The maturation of platforms like Twitter has made it so these decisions seem decidedly less final: Like State Of Affairs star Katherine Heigl, Cerone assured fans that his show was seeking a new home, with Shatner helping launch a campaign to get Constantine picked up by The CW. The campaign even roped in Arrow star Stephen Amell, who promised to guest star if the show were to be picked up for a second season, while other rumors potentially see the series heading to Syfy or even Fox (where DC Comics just had Lucifer picked up to series). There are challenges to all of these plans (lower budgets, packed schedules), but chief among them is the fact that the show’s original network had a significant amount of data on fan engagement and still chose to pass.
But such hope comes with the possibility of greater pain. Social media has made forging relationships with television shows easier than ever: Viewers connect with stars, producers, and other fans when live-tweeting the show, building communities that endure through constant connection. This community can shape our engagement with the show for the better, but it also makes it that much tougher when the show is canceled and the value of that community is contradicted by the network that helped create it.
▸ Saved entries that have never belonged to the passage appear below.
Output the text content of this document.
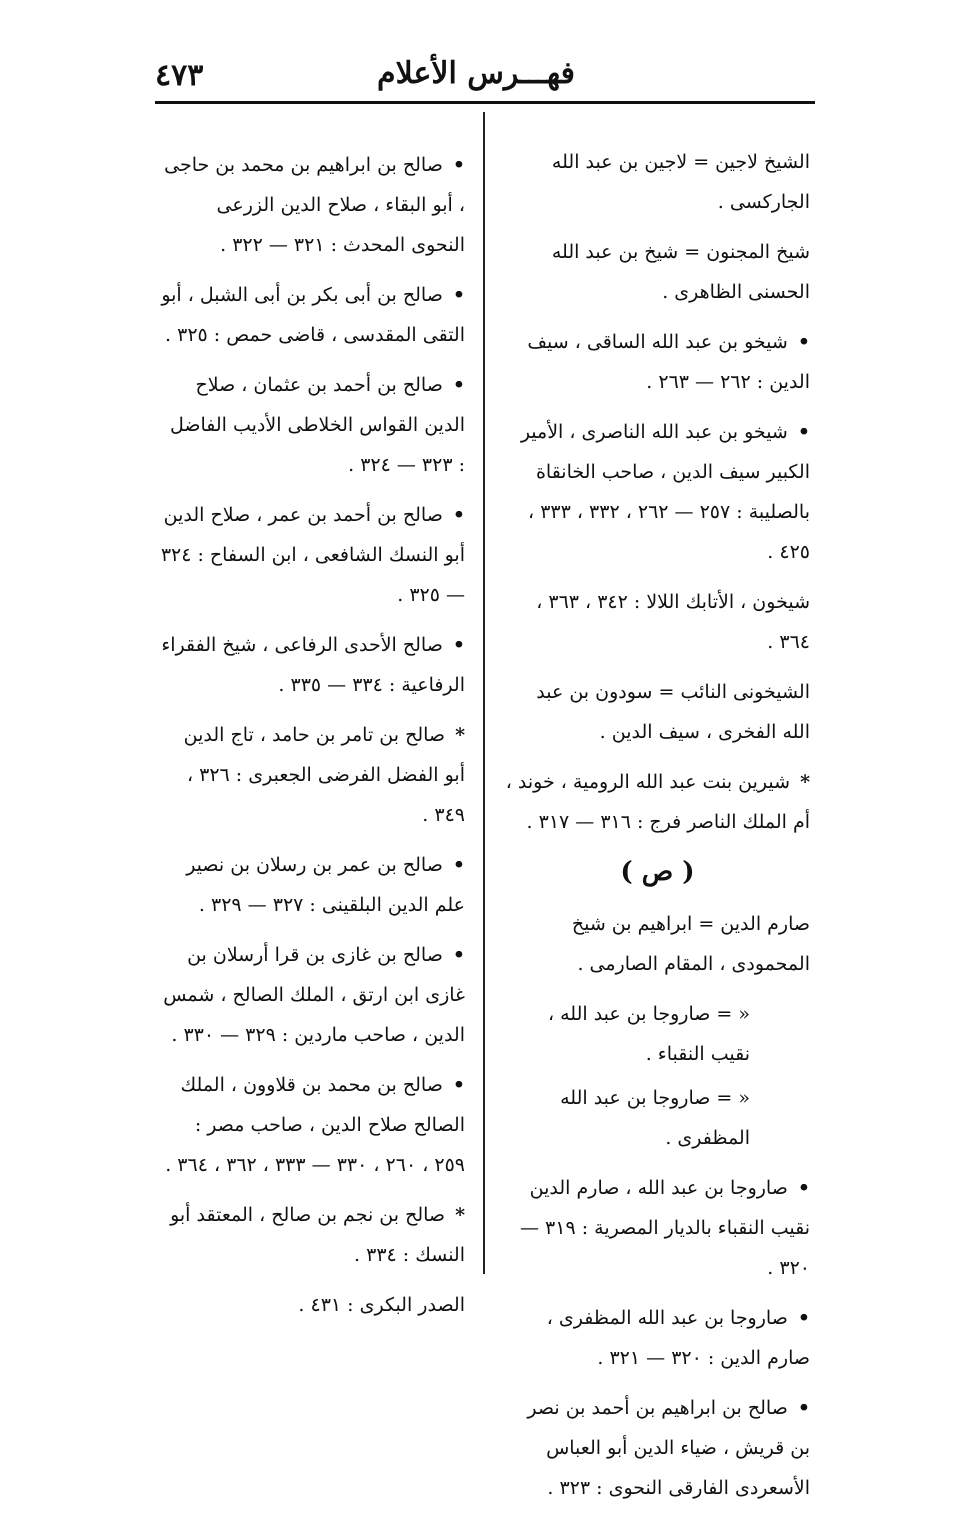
٤٧٣	فهـــرس الأعلام
الشيخ لاجين = لاجين بن عبد الله الجاركسى .
شيخ المجنون = شيخ بن عبد الله الحسنى الظاهرى .
•شيخو بن عبد الله الساقى ، سيف الدين : ٢٦٢ — ٢٦٣ .
•شيخو بن عبد الله الناصرى ، الأمير الكبير سيف الدين ، صاحب الخانقاة بالصليبة : ٢٥٧ — ٢٦٢ ، ٣٣٢ ، ٣٣٣ ، ٤٢٥ .
شيخون ، الأتابك اللالا : ٣٤٢ ، ٣٦٣ ، ٣٦٤ .
الشيخونى النائب = سودون بن عبد الله الفخرى ، سيف الدين .
*شيرين بنت عبد الله الرومية ، خوند ، أم الملك الناصر فرج : ٣١٦ — ٣١٧ .
( ص )
صارم الدين = ابراهيم بن شيخ المحمودى ، المقام الصارمى .
« = صاروجا بن عبد الله ، نقيب النقباء .
« = صاروجا بن عبد الله المظفرى .
•صاروجا بن عبد الله ، صارم الدين نقيب النقباء بالديار المصرية : ٣١٩ — ٣٢٠ .
•صاروجا بن عبد الله المظفرى ، صارم الدين : ٣٢٠ — ٣٢١ .
•صالح بن ابراهيم بن أحمد بن نصر بن قريش ، ضياء الدين أبو العباس الأسعردى الفارقى النحوى : ٣٢٣ .
•صالح بن ابراهيم بن محمد بن حاجى ، أبو البقاء ، صلاح الدين الزرعى النحوى المحدث : ٣٢١ — ٣٢٢ .
•صالح بن أبى بكر بن أبى الشبل ، أبو التقى المقدسى ، قاضى حمص : ٣٢٥ .
•صالح بن أحمد بن عثمان ، صلاح الدين القواس الخلاطى الأديب الفاضل : ٣٢٣ — ٣٢٤ .
•صالح بن أحمد بن عمر ، صلاح الدين أبو النسك الشافعى ، ابن السفاح : ٣٢٤ — ٣٢٥ .
•صالح الأحدى الرفاعى ، شيخ الفقراء الرفاعية : ٣٣٤ — ٣٣٥ .
*صالح بن تامر بن حامد ، تاج الدين أبو الفضل الفرضى الجعبرى : ٣٢٦ ، ٣٤٩ .
•صالح بن عمر بن رسلان بن نصير علم الدين البلقينى : ٣٢٧ — ٣٢٩ .
•صالح بن غازى بن قرا أرسلان بن غازى ابن ارتق ، الملك الصالح ، شمس الدين ، صاحب ماردين : ٣٢٩ — ٣٣٠ .
•صالح بن محمد بن قلاوون ، الملك الصالح صلاح الدين ، صاحب مصر : ٢٥٩ ، ٢٦٠ ، ٣٣٠ — ٣٣٣ ، ٣٦٢ ، ٣٦٤ .
*صالح بن نجم بن صالح ، المعتقد أبو النسك : ٣٣٤ .
الصدر البكرى : ٤٣١ .
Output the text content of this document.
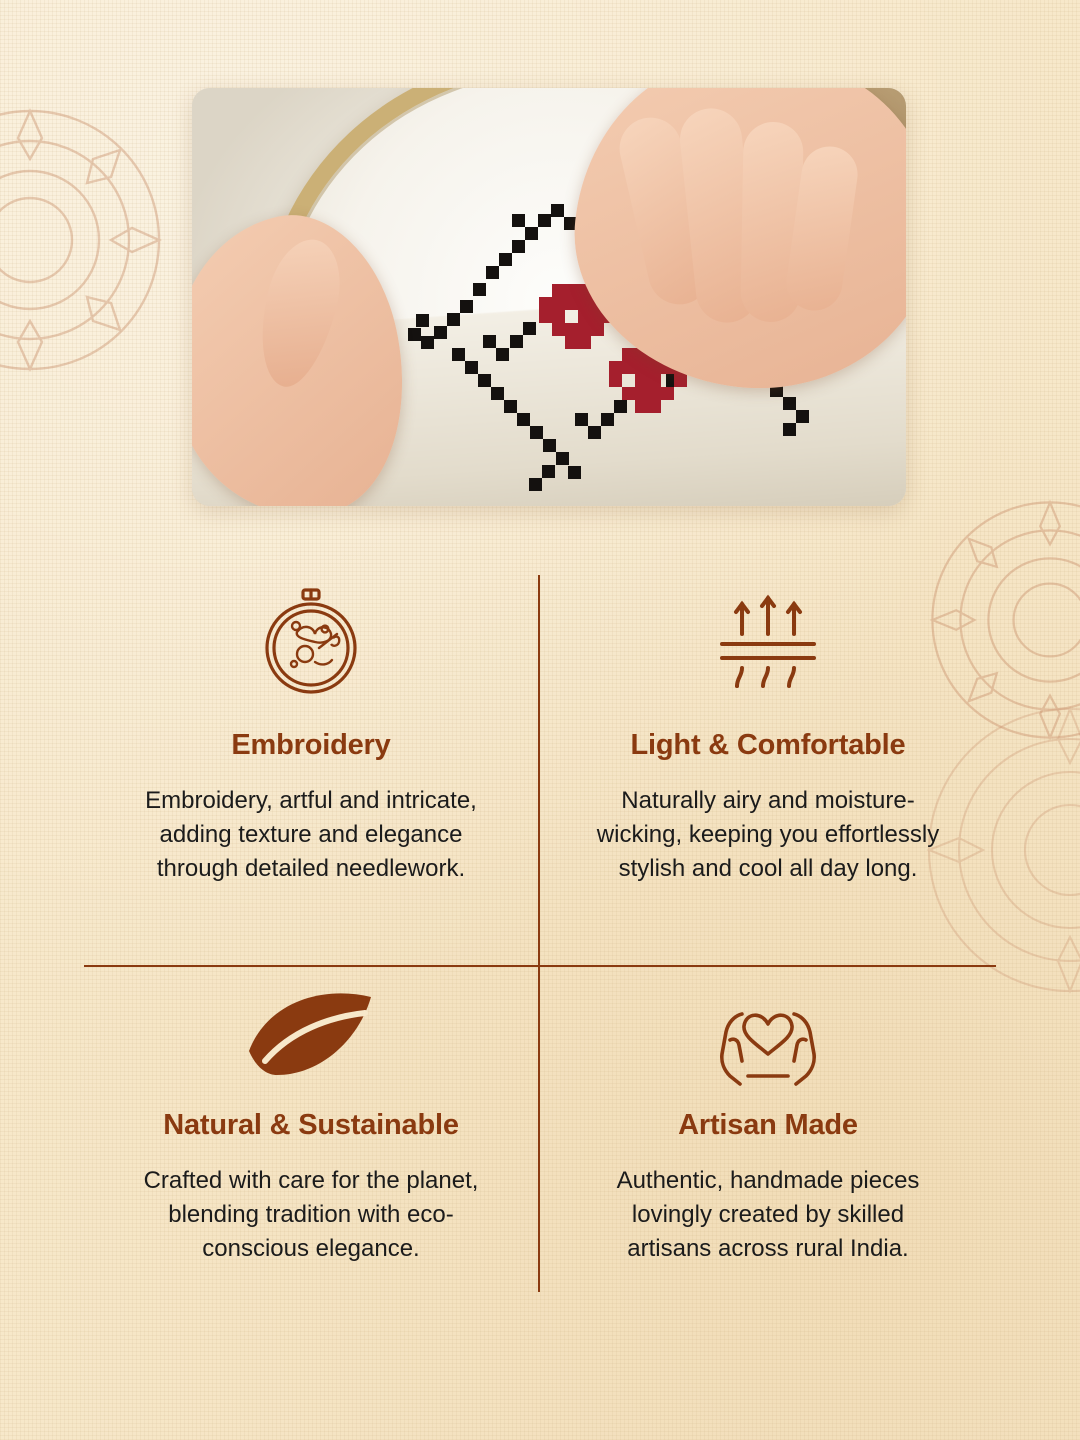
Embroidery

Embroidery, artful and intricate, adding texture and elegance through detailed needlework.

Light & Comfortable

Naturally airy and moisture-wicking, keeping you effortlessly stylish and cool all day long.

Natural & Sustainable

Crafted with care for the planet, blending tradition with eco-conscious elegance.

Artisan Made

Authentic, handmade pieces lovingly created by skilled artisans across rural India.
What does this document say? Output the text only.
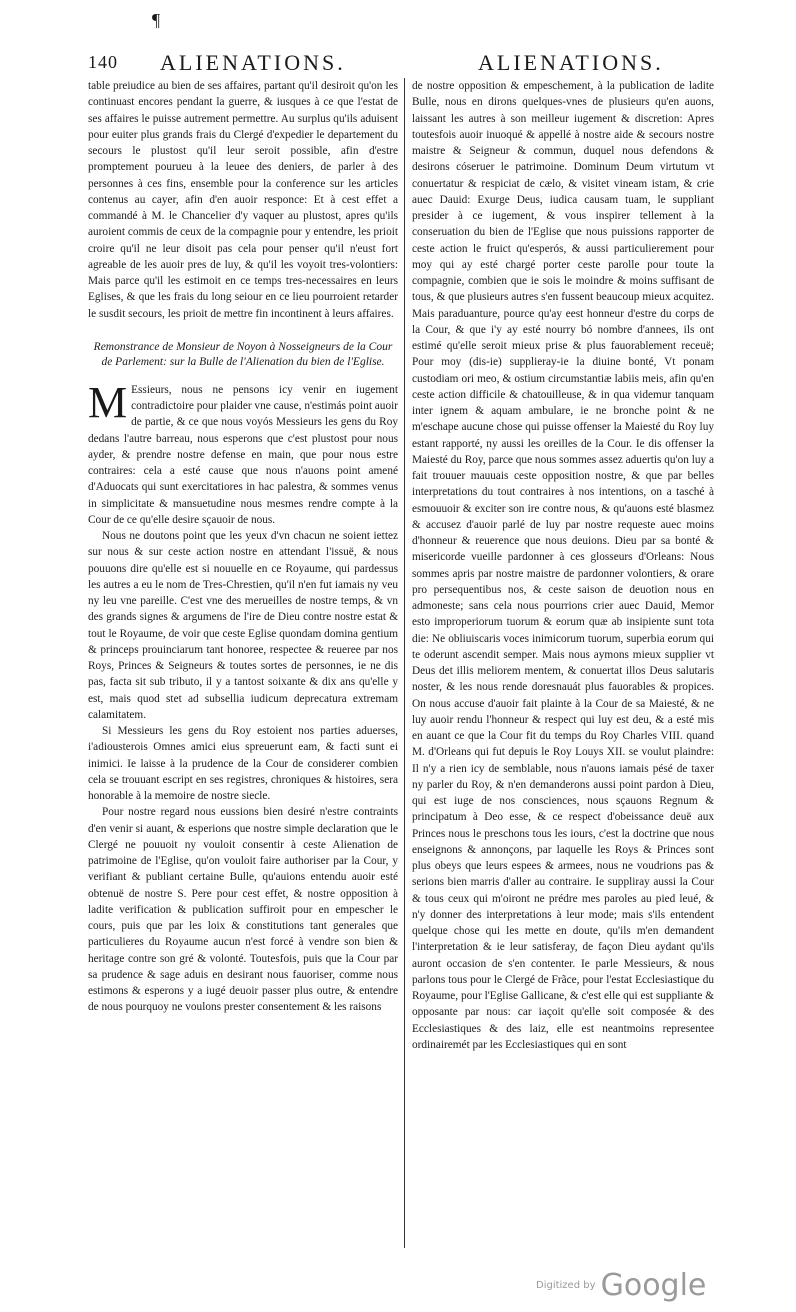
¶
140 ALIENATIONS.	ALIENATIONS.

table preiudice au bien de ses affaires, partant qu'il desiroit qu'on les continuast encores pendant la guerre, & iusques à ce que l'estat de ses affaires le puisse autrement permettre. Au surplus qu'ils aduisent pour euiter plus grands frais du Clergé d'expedier le departement du secours le plustost qu'il leur seroit possible, afin d'estre promptement pourueu à la leuee des deniers, de parler à des personnes à ces fins, ensemble pour la conference sur les articles contenus au cayer, afin d'en auoir responce: Et à cest effet a commandé à M. le Chancelier d'y vaquer au plustost, apres qu'ils auroient commis de ceux de la compagnie pour y entendre, les prioit croire qu'il ne leur disoit pas cela pour penser qu'il n'eust fort agreable de les auoir pres de luy, & qu'il les voyoit tres-volontiers: Mais parce qu'il les estimoit en ce temps tres-necessaires en leurs Eglises, & que les frais du long seiour en ce lieu pourroient retarder le susdit secours, les prioit de mettre fin incontinent à leurs affaires.

Remonstrance de Monsieur de Noyon à Nosseigneurs de la Cour de Parlement: sur la Bulle de l'Alienation du bien de l'Eglise.

M Essieurs, nous ne pensons icy venir en iugement contradictoire pour plaider vne cause, n'estimás point auoir de partie, & ce que nous voyós Messieurs les gens du Roy dedans l'autre barreau, nous esperons que c'est plustost pour nous ayder, & prendre nostre defense en main, que pour nous estre contraires: cela a esté cause que nous n'auons point amené d'Aduocats qui sunt exercitatiores in hac palestra, & sommes venus in simplicitate & mansuetudine nous mesmes rendre compte à la Cour de ce qu'elle desire sçauoir de nous.

Nous ne doutons point que les yeux d'vn chacun ne soient iettez sur nous & sur ceste action nostre en attendant l'issuë, & nous pouuons dire qu'elle est si nouuelle en ce Royaume, qui pardessus les autres a eu le nom de Tres-Chrestien, qu'il n'en fut iamais ny veu ny leu vne pareille. C'est vne des merueilles de nostre temps, & vn des grands signes & argumens de l'ire de Dieu contre nostre estat & tout le Royaume, de voir que ceste Eglise quondam domina gentium & princeps prouinciarum tant honoree, respectee & reueree par nos Roys, Princes & Seigneurs & toutes sortes de personnes, ie ne dis pas, facta sit sub tributo, il y a tantost soixante & dix ans qu'elle y est, mais quod stet ad subsellia iudicum deprecatura extremam calamitatem.

Si Messieurs les gens du Roy estoient nos parties aduerses, i'adiousterois Omnes amici eius spreuerunt eam, & facti sunt ei inimici. Ie laisse à la prudence de la Cour de considerer combien cela se trouuant escript en ses registres, chroniques & histoires, sera honorable à la memoire de nostre siecle.

Pour nostre regard nous eussions bien desiré n'estre contraints d'en venir si auant, & esperions que nostre simple declaration que le Clergé ne pouuoit ny vouloit consentir à ceste Alienation de patrimoine de l'Eglise, qu'on vouloit faire authoriser par la Cour, y verifiant & publiant certaine Bulle, qu'auions entendu auoir esté obtenuë de nostre S. Pere pour cest effet, & nostre opposition à ladite verification & publication suffiroit pour en empescher le cours, puis que par les loix & constitutions tant generales que particulieres du Royaume aucun n'est forcé à vendre son bien & heritage contre son gré & volonté. Toutesfois, puis que la Cour par sa prudence & sage aduis en desirant nous fauoriser, comme nous estimons & esperons y a iugé deuoir passer plus outre, & entendre de nous pourquoy ne voulons prester consentement & les raisons

de nostre opposition & empeschement, à la publication de ladite Bulle, nous en dirons quelques-vnes de plusieurs qu'en auons, laissant les autres à son meilleur iugement & discretion: Apres toutesfois auoir inuoqué & appellé à nostre aide & secours nostre maistre & Seigneur & commun, duquel nous defendons & desirons cóseruer le patrimoine. Dominum Deum virtutum vt conuertatur & respiciat de cælo, & visitet vineam istam, & crie auec Dauid: Exurge Deus, iudica causam tuam, le suppliant presider à ce iugement, & vous inspirer tellement à la conseruation du bien de l'Eglise que nous puissions rapporter de ceste action le fruict qu'esperós, & aussi particulierement pour moy qui ay esté chargé porter ceste parolle pour toute la compagnie, combien que ie sois le moindre & moins suffisant de tous, & que plusieurs autres s'en fussent beaucoup mieux acquitez. Mais paraduanture, pource qu'ay eest honneur d'estre du corps de la Cour, & que i'y ay esté nourry bó nombre d'annees, ils ont estimé qu'elle seroit mieux prise & plus fauorablement receuë; Pour moy (dis-ie) supplieray-ie la diuine bonté, Vt ponam custodiam ori meo, & ostium circumstantiæ labiis meis, afin qu'en ceste action difficile & chatouilleuse, & in qua videmur tanquam inter ignem & aquam ambulare, ie ne bronche point & ne m'eschape aucune chose qui puisse offenser la Maiesté du Roy luy estant rapporté, ny aussi les oreilles de la Cour. Ie dis offenser la Maiesté du Roy, parce que nous sommes assez aduertis qu'on luy a fait trouuer mauuais ceste opposition nostre, & que par belles interpretations du tout contraires à nos intentions, on a tasché à esmouuoir & exciter son ire contre nous, & qu'auons esté blasmez & accusez d'auoir parlé de luy par nostre requeste auec moins d'honneur & reuerence que nous deuions. Dieu par sa bonté & misericorde vueille pardonner à ces glosseurs d'Orleans: Nous sommes apris par nostre maistre de pardonner volontiers, & orare pro persequentibus nos, & ceste saison de deuotion nous en admoneste; sans cela nous pourrions crier auec Dauid, Memor esto improperiorum tuorum & eorum quæ ab insipiente sunt tota die: Ne obliuiscaris voces inimicorum tuorum, superbia eorum qui te oderunt ascendit semper. Mais nous aymons mieux supplier vt Deus det illis meliorem mentem, & conuertat illos Deus salutaris noster, & les nous rende doresnauát plus fauorables & propices. On nous accuse d'auoir fait plainte à la Cour de sa Maiesté, & ne luy auoir rendu l'honneur & respect qui luy est deu, & a esté mis en auant ce que la Cour fit du temps du Roy Charles VIII. quand M. d'Orleans qui fut depuis le Roy Louys XII. se voulut plaindre: Il n'y a rien icy de semblable, nous n'auons iamais pésé de taxer ny parler du Roy, & n'en demanderons aussi point pardon à Dieu, qui est iuge de nos consciences, nous sçauons Regnum & principatum à Deo esse, & ce respect d'obeissance deuë aux Princes nous le preschons tous les iours, c'est la doctrine que nous enseignons & annonçons, par laquelle les Roys & Princes sont plus obeys que leurs espees & armees, nous ne voudrions pas & serions bien marris d'aller au contraire. Ie suppliray aussi la Cour & tous ceux qui m'oiront ne prédre mes paroles au pied leué, & n'y donner des interpretations à leur mode; mais s'ils entendent quelque chose qui les mette en doute, qu'ils m'en demandent l'interpretation & ie leur satisferay, de façon Dieu aydant qu'ils auront occasion de s'en contenter. Ie parle Messieurs, & nous parlons tous pour le Clergé de Frãce, pour l'estat Ecclesiastique du Royaume, pour l'Eglise Gallicane, & c'est elle qui est suppliante & opposante par nous: car iaçoit qu'elle soit composée & des Ecclesiastiques & des laiz, elle est neantmoins representee ordinairemét par les Ecclesiastiques qui en sont

Digitized by Google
Nearly every television show has some semblance of this community. There would have been a (smaller) Twitter campaign to save The Mysteries Of Laura if it had been canceled, and searching Twitter reveals at least a small group of people mourning every show that got caught up in this season’s broadcast bloodbath. However, when you’re a fan of a show that has a substantial community, and you’ve been given the impression this fan community has value, and producers have told you that engaging in a particular way is going to make a difference, and it turns out that it wasn’t valued in the end—that’s a different kind of painful. And it will only become more common as networks continue to cultivate online followings faster than executives understand their worth, leaving shows like Constantine to (likely) die as social media success stories and television failures.